The jungle book

327,174 locals in Wales need help getting Gigabit broadband

The Building Digital UK team has published a new Public Review (PR) consultation for Wales, which reveals that some 327,174 premises may be in need of state support under the aid of the government. £5 billion gigabit project broadband deployment scheme in order to access speeds of 1 Gbps (increasing to 984,806 if ‘In the study‘ local).

The project, which aims to upgrade areas in the bottom 20% of the UK (5-6 million premises) where commercial investment models tend to fail, aims to ensure that at least 85% of UK premises can access a gigabit-capable broadband ISP connection by the end of 2025, before eventually reaching “at national scale” coverage (actually c.99%) by the end of 2030 (here and here).

REMARK: Commercial builds alone – mostly in urban areas – have already pushed gigabit coverage to around 65% of UK premises, and it will reach 80%+ by the end of 2025 without public investment.

However, the first step – before procurement can begin and contracts are awarded to suppliers – is to identify precisely the areas that should not benefit from gigabit speeds within the framework of existing commercial constructions, which covers plans related for the next 3 years. This is known as a Open Market Review (OMR). Only when you have the answer to this question can you identify where public funding will be needed to help address the market failure.

In Wales current gigabit-enabled broadband coverage is well below at just 46.40% by the end of 2021 (compared to 65.27% in the UK), although this figure will continue to grow thanks to major network extensions underway Fiber to the premises (FTTP) by Openreach (here), Ogi (here), Netomnia (here) and Virgin Media etc.

Last year, the British government tentatively estimated that “until” 234,000 hard-to-reach rural households and businesses Wales may need state aid under the new scheme to extend the coverage of related connectivity (here).
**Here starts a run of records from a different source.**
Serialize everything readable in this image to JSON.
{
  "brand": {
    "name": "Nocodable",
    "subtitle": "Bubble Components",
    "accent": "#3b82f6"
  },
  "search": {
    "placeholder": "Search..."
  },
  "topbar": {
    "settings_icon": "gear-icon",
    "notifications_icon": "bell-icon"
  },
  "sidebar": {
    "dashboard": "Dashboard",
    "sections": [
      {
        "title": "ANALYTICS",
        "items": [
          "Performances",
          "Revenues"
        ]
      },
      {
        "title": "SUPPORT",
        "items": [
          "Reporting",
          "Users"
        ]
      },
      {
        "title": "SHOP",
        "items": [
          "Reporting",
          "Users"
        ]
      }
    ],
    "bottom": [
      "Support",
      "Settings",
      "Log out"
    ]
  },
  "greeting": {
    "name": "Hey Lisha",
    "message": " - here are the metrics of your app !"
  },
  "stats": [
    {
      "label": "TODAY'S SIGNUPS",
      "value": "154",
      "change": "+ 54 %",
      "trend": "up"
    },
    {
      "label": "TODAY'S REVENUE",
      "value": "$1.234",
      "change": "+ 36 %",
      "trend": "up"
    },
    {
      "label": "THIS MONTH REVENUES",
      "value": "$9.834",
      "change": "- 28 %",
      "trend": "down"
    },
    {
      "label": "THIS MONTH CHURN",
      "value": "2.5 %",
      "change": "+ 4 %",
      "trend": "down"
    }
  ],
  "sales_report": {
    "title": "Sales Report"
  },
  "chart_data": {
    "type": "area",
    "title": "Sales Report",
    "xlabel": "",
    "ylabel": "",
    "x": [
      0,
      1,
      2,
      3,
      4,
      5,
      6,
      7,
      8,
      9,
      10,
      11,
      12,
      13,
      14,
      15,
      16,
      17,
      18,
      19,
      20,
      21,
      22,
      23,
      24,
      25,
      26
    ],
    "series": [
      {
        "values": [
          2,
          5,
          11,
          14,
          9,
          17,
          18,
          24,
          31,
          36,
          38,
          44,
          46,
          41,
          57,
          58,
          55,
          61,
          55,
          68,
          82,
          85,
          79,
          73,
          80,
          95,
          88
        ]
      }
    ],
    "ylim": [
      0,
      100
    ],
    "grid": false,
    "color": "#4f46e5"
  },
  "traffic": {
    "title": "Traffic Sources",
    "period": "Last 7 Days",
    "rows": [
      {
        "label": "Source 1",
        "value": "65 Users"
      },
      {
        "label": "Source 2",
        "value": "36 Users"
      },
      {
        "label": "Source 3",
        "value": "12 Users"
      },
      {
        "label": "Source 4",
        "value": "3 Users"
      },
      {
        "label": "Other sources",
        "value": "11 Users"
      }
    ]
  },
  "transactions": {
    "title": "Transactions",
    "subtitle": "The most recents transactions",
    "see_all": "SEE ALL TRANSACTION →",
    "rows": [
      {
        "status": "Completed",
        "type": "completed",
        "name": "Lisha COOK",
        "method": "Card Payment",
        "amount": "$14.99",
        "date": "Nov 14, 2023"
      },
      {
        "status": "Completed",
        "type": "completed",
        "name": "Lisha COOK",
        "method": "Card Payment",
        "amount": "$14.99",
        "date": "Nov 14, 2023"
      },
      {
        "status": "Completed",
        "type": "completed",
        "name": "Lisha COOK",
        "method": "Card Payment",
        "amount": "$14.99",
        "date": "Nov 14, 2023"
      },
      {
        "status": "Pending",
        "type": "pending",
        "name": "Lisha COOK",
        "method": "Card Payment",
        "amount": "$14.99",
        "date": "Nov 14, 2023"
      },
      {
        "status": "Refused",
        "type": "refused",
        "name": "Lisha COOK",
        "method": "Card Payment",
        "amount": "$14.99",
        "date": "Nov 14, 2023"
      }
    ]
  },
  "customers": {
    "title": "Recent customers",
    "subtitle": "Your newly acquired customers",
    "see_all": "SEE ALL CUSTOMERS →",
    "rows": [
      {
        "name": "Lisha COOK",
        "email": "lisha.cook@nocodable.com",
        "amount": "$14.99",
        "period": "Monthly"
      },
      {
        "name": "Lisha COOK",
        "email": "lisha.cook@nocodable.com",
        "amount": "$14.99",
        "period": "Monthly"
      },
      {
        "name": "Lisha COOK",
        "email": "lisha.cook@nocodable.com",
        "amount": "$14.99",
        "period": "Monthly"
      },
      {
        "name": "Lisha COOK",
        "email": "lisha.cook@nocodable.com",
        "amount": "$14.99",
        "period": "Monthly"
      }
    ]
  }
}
The Welsh Government (WG) has since completed the required OMR and found that the planned commercial coverage will reach approximately 681,950 premises over the next 3 years.

REMARK: Commercial roll out is likely to cover locations such as Aberdare, Abergavenny, Aberystwyth, Bangor, Barry, Bridgend, Caerphilly, Cardiff, Carmarthen, Cwmbran, Llandudno, Llanelli, Newport, Pontypridd, Port Talbot, Prestatyn, Pwllheli, Rhyl, Swansea, Welshpool and Wrexham.

OMR also identified that this would leave the rest 327,174 premises without access to gigabit-capable broadband and mark 657,632 additional premises as ‘In the study‘. The latter reflects premises where providers have reported planned commercial broadband coverage, but where those plans have been deemed by OMR to be potentially at risk of not being realized.

The BDUK agency has now launched the final phase of public relations before procurement can begin, which aims to validate the outcome of the previous SEO. Additionally, any vendors (network builders) that failed or were not yet ready with their plans to respond to the earlier OMR phase can still respond through the final PR phase in order to be included. This is important because today’s market is changing rapidly, with new networks and deployment plans seeming to pop up quite frequently.

The new PR for Wales will be open for industry/vendor responses until 6th May 2022. Hopefully once this is complete we will have a better idea of ​​how much funding will be led by the Gigabit Project to help Wales close what appears to be quite a significant coverage gap. Not to mention answering the question of when the related contracts might finally be awarded (we’re worried it might take until 2025 to reach that point).